Ainda não caiu a ficha de que o Twitter é visto como um "serviço público"

Algumas pessoas pediram-me para comentar a decisão do Twitter de suspender o perfil de um jornalista que criticou a cobertura das Olímpiadas feita pela emissora americana NBC, parceira editorial do serviço de microblogging.

Para quem pegou o bonde andando, a história é rápida. Na semana passada, Guy Adams, jornalista do The Independent, publicou diversos tweets criticando a cobertura das Olímpiadas realizada pela emissora NBC. As críticas eram direcionadas à atitude da emissora de não transmitir ao vivo a abertura dos Jogos Olímpicos. A NBC preferiu aguardar até a entrada do horário nobre.

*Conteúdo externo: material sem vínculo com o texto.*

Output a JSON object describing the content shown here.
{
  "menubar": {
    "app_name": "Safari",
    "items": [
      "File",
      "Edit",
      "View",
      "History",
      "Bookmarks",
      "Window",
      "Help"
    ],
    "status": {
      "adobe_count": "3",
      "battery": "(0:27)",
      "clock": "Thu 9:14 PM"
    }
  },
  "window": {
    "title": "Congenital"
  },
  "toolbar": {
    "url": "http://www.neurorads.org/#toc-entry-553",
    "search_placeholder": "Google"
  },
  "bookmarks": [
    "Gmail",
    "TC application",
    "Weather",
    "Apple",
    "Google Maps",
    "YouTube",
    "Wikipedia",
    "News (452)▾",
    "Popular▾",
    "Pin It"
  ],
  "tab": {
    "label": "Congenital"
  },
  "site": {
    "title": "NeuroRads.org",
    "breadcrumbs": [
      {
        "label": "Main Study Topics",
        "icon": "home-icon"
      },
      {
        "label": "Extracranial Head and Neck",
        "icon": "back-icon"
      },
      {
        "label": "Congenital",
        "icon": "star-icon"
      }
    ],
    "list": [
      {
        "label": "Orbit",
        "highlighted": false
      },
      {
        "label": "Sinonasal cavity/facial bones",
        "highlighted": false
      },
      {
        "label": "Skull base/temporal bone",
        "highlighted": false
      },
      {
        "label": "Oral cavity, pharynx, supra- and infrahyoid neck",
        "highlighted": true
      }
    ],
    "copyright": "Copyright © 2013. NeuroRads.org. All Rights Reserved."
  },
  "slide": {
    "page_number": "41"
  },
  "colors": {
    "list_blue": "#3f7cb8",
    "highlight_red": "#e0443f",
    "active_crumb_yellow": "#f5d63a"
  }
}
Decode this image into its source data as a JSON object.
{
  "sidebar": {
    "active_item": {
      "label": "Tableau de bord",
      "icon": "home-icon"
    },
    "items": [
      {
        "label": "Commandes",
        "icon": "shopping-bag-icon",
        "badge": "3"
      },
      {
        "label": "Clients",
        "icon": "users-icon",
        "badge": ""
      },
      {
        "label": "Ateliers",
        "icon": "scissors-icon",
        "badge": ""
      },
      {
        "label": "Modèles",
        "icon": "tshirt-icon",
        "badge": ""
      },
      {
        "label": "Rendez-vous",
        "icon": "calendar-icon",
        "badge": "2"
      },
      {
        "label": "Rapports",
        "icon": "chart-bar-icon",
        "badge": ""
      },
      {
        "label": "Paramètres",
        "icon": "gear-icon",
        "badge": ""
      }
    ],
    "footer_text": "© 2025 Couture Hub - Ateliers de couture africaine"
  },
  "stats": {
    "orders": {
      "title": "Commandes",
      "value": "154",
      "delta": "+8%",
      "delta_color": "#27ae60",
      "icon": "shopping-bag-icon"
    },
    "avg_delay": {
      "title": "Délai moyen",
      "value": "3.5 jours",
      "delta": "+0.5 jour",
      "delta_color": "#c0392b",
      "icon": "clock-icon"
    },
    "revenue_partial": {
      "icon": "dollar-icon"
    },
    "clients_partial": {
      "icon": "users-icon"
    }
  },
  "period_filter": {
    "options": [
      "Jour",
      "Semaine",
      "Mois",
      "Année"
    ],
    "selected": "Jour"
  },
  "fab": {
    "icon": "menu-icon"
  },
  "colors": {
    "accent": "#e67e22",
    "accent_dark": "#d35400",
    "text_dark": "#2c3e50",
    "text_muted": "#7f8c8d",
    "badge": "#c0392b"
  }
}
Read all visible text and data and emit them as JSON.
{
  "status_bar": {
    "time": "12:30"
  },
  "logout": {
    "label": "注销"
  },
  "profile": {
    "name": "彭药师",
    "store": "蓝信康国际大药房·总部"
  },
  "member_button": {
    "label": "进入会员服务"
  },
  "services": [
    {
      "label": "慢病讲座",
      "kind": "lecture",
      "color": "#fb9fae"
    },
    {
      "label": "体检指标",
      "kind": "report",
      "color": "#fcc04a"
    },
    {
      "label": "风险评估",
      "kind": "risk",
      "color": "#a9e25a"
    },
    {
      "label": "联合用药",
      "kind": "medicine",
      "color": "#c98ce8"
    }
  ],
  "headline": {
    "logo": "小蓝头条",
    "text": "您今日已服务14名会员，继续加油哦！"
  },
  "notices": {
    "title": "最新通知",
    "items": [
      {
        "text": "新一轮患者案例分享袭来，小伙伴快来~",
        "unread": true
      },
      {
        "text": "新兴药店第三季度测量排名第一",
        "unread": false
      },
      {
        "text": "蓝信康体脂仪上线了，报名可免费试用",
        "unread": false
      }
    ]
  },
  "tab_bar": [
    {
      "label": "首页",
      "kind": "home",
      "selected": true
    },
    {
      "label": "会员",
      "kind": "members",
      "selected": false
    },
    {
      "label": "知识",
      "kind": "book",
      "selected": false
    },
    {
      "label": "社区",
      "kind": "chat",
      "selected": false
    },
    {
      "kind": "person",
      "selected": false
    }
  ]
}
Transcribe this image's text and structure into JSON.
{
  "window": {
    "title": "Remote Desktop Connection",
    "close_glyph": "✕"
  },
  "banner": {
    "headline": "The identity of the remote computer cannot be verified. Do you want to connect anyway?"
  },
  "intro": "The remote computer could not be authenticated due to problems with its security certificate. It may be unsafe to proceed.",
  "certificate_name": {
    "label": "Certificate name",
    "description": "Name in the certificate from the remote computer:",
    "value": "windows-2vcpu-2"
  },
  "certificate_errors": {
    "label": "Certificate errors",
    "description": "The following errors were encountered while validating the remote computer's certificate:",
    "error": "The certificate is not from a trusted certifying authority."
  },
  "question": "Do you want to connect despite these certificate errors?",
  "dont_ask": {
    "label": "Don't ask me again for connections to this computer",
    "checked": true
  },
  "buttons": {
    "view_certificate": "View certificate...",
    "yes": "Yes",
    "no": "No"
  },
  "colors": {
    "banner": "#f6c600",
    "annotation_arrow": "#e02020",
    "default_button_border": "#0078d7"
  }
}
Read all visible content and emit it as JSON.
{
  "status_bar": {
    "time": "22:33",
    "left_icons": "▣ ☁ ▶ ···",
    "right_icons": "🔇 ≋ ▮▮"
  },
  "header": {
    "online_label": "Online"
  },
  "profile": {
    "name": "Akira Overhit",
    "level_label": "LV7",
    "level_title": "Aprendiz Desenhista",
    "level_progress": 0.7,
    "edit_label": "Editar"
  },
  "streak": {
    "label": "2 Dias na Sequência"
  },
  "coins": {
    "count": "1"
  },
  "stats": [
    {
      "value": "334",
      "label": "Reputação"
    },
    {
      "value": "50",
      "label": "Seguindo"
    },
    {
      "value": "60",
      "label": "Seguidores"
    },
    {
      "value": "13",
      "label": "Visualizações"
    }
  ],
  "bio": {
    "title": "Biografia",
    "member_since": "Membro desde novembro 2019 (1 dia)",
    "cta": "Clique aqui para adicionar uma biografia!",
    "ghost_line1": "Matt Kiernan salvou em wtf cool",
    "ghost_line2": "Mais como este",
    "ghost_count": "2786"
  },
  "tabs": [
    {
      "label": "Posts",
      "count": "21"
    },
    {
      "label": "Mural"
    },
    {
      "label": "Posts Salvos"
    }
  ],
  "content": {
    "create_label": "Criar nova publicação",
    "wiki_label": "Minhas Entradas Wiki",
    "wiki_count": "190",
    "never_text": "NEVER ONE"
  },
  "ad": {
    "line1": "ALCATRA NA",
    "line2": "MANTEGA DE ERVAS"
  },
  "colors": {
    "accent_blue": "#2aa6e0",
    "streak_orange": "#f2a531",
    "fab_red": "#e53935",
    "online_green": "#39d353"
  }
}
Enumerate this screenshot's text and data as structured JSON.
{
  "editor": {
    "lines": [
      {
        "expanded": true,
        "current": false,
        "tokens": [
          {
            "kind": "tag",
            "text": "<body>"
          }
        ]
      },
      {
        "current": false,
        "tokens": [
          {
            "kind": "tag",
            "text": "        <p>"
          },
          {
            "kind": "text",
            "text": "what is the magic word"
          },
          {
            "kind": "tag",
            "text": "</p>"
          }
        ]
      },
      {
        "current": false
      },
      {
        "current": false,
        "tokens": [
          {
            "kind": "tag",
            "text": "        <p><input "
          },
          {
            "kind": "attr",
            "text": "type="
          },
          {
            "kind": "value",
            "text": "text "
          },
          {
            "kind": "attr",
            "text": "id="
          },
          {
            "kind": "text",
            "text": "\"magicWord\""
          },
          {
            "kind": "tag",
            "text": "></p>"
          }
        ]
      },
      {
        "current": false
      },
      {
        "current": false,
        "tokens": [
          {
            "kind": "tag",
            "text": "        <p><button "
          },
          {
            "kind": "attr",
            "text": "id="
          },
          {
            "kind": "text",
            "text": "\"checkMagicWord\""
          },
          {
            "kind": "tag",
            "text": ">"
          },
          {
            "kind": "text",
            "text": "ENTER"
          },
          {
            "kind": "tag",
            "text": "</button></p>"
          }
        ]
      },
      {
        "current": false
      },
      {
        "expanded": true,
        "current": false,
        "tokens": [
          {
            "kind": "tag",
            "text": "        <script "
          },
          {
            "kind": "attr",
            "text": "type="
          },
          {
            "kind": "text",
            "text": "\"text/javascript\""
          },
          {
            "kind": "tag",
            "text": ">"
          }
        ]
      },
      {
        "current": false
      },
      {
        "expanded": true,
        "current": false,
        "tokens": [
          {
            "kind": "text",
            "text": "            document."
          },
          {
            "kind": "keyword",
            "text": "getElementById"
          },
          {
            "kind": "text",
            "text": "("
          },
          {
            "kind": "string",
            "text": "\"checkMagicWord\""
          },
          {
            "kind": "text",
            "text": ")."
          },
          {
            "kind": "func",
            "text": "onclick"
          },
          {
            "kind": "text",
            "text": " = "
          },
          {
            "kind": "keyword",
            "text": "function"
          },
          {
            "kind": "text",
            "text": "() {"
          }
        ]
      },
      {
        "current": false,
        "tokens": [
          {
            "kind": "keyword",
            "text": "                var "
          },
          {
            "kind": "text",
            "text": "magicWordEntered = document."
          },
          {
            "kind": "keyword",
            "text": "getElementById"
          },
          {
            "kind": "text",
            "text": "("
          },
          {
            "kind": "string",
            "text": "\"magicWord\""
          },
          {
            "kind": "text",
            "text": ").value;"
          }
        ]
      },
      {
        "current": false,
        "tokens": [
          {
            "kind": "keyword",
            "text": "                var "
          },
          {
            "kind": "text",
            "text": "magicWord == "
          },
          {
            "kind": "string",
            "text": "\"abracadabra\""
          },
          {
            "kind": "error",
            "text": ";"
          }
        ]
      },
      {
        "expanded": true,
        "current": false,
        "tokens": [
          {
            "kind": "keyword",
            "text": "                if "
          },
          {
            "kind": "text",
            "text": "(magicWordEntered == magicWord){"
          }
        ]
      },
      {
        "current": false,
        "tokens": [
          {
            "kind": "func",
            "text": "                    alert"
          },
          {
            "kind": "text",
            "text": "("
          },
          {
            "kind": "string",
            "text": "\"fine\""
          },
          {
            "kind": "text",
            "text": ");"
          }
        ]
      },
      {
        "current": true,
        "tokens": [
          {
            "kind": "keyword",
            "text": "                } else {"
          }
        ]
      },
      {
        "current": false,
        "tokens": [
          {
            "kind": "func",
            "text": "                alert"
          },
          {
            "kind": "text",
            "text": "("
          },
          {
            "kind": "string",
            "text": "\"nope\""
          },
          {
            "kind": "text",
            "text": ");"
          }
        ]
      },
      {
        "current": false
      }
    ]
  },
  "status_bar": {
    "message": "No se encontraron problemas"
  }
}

Há 15 anos esse atraso passaria despercebido, nem causaria tanto incômodo, mas, hoje em dia, com o uso do Twitter como uma caixa de comentários da TV, a conversa é um pouco diferente.

Para os telespectadores americanos, bastou entrar na internet para ler todos os tweets sobre a cerimônia de abertura publicados pelo resto do mundo e perceber o quanto a NBC estava errada em atrasar a transmissão.

Adams chegou a publicar o email de Gary Zenkel, executivo da NBC responsável pela transmissão, para que as pessoas enviassem reclamações. O Twitter entrou em contato com a NBC e resolveu suspender a conta do jornalista. Apesar de o email de Zenkel ser público, a suspensão teve como justificativa o fato de o jornalista ter publicado no Twitter informações pessoais sobre terceiros, o que vai contra a política de uso da rede de microblogs.

Em pouco tempo, o caso virou trending topics e ganhou destaque em sites de notícias e blogs de mídia. A NBC e o Twitter voltaram atrás, pediram desculpas públicas e a conta do jornalista foi reativada.

O que fica evidente neste caso é o quanto o Twitter é visto como um bem público. Na maioria das críticas, as pessoas tratavam a rede de microblogs quase igual a um “serviço público”, semelhante ao fornecimento de água e luz e ao saneamento, algo que não pode ser retirado indiscriminadamente de uma pessoa.

É certo que o Twitter é uma empresa privada. Como qualquer outra, busca acumulação (lucro permanente + crescimento). No entanto, fica claro que as pessoas têm a expectativa de que a rede de microblogs esteja sempre ao lado de valores democráticos e de liberdade, e que nunca adotará qualquer medida que coloque a liberdade de expressão dos usuários em segundo plano.

Essa expectativa tem certa explicação e é até positiva, pois mostra que o serviço de microblogging tem impacto na vida das pessoas e ganhou um grau de prestígio entre os usuários, o que, por outro lado, gera responsabilidade.

Às vezes, dá impressão que os executivos do Twitter ainda não perceberam isso.

Não é a primeira vez que isso acontece na história dos negócios e das tecnologias. Ao terem assumido papéis fundamentais na expansão da telefonia em território americano, operadoras, como Bell e AT&T, passaram a ser vistas pelos usuários e pelo mercado dos EUA como “serviços de interesse público”.

Nessas horas é quase impossível não concordar com o pesquisador Eli Pariser. O Vale do Silício precisa ter uma noção melhor da responsabilidade que tem em mãos. Eles não estão produzindo somente código, mas serviços que têm um forte impacto social e moral e que, claro, geram uma grande expectativa nas pessoas.